Voters in Mauritania went to the polls on Saturday after a campaign dominated by the country’s economy and appeals to preserve its hard-won stability.
The ballot is the first in the nation’s history that looks set to see an elected president complete his mandate and hand over to an elected successor.
Some 1.5 million people are entitled to vote. Polling stations opened at 0700 GMT and will close at 1900 GMT, with preliminary results expected at the start of next week.
At Nouakchott’s Olympic stadium, where frontrunner Mohamed Ould Ghazouani, a 62-year-old former general, is scheduled to cast his ballot at midday, queues had already formed when polling opened.
One voter, Elalem Abdelbaqi, said he had come early to fulfil his civic duty.
“The programme of the person I’m going to vote for promises everything that I’m looking for,” he told AFP, without revealing the name of his preferred candidate.
Another, Abdellahi Ould Vettah, called for “peaceful change”.
“We want radical change, which is to say: equality, education and social justice,” he said.
A woman voter, Fatimatou Ahmed, said “renewal is very important for us women”.
President Mohamed Ould Abdel Aziz, a general who came to power in a 2008 coup, is standing down after winning high marks from many Mauritanians for stabilising the country.
Elected in 2009 and again in 2014 in a vote boycotted by the main opposition parties, Abdel Aziz has reformed the army, clamped down on jihadists and pushed to develop remote regions of the vast Saharan state.
Frontrunner Ould Ghazouani is a one-time head of the domestic security service and chief of staff to Abdel Aziz from 2008 to last year.
Ghazouani campaigned on the themes of continuity, solidarity and security – “the country’s security, first and foremost,” he declared on Thursday at a final rally gathering 10,000 supporters, many of them young people.

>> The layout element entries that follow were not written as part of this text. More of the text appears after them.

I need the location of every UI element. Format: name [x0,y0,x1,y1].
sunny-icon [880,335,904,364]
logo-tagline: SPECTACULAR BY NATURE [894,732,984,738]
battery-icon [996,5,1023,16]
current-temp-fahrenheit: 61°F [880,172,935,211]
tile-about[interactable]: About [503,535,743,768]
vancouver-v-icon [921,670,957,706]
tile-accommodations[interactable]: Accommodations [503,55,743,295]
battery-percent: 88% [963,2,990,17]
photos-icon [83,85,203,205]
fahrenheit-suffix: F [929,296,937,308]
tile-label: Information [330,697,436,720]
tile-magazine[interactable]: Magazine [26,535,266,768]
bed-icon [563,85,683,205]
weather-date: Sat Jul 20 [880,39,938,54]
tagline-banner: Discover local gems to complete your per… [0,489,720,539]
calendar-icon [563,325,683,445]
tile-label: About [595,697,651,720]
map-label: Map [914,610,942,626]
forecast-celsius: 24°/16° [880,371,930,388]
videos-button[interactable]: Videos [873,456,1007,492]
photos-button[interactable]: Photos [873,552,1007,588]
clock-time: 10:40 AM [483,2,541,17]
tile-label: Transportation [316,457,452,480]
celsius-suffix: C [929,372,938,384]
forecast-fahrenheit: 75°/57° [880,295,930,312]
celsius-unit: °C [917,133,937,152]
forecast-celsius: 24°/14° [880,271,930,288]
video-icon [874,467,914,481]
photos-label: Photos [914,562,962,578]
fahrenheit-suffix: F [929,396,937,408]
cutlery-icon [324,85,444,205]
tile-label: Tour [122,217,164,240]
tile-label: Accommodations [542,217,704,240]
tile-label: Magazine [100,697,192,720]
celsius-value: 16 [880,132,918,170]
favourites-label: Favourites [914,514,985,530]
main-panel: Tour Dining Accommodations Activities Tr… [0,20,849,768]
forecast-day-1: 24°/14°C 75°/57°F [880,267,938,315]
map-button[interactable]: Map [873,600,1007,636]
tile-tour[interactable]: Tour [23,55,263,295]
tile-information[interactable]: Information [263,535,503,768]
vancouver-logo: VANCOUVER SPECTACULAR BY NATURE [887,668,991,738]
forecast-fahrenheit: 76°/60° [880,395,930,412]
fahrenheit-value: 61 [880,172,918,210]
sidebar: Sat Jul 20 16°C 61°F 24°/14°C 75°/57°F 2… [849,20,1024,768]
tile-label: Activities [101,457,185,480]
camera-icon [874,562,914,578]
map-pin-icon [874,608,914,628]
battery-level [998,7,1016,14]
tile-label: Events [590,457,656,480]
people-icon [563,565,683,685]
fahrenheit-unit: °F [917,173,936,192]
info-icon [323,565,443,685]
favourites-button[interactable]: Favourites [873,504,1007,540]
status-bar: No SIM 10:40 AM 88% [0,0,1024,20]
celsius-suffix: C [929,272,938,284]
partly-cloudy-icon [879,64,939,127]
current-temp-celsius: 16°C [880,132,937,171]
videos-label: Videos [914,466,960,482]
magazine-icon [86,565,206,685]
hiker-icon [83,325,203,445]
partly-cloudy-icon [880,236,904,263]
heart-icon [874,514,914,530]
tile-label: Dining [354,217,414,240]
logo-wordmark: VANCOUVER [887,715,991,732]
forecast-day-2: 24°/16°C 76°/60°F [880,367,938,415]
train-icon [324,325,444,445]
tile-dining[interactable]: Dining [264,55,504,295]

Abdel Aziz has given full backing to his loyal lieutenant.
“There’s only two choices — either going backwards, towards extremism, waste and instability, or your candidate, who will continue what has been achieved to build a stable and developed state,” he declared at the rally.
Ghazouani’s main challenger is Sidi Mohamed Ould Boubacar, 62, who was prime minister between 1992 and 1996 and at the helm of a transitional government between 2005-7.
He hopes to win enough support to secure a runoff vote on July 6.
Boubacar is backed by a coalition led by the main opposition movement, Islamist party Tewassoul, and by wealthy Franco-Mauritanian businessman Mohamed Ould Bouamatou, a longtime thorn in the side of the regime who lives in Europe.
Nearly 30 percent said they would vote for Ghazaouani and 23 percent for Boubacar in a poll of 1,300 people conducted in the capital Nouakchott by the Mauritanian Centre for Strategic Studies and Research (CMERS) last week.
The four other candidates are outliers in the race, according to the poll.
Known especially abroad for his media campaigning, anti-slavery activist Biram Ould Dah Ould Abeid, 55, was credited with 9.5 percent of voting intentions, followed by veteran opposition figure Mohamed Ould Moloud, 66, with 3.7 percent.
Journalist Baba Hamidou Kane and political newcomer Mohamed Lemine El-Mourteji El-Wavi, each garnered under three percent.
Courting the vote
Candidates have been travelling around the country with a population to woo voters.
They have also courted the heads of tribes and clans in remote regions, who can mobilise whole communities behind a candidate.
The opposition has warned of vote fraud and accused the Independent National Electoral Commission (CENI) of bias.
The authorities rejected an opposition request for foreign observers.
Rights groups urged candidates to throw their weight behind a rollback of slavery, which persists in Mauritania, and curbing violence against women.
All the candidates promised improvements in the standard of living, though economic growth at 3.6 percent in 2018 is insufficient to meet the needs of a fast-growing population, according to the World Bank.
It has called on Mauritania to give more help to the private sector, where, it says, access to credit and corruption are major problems.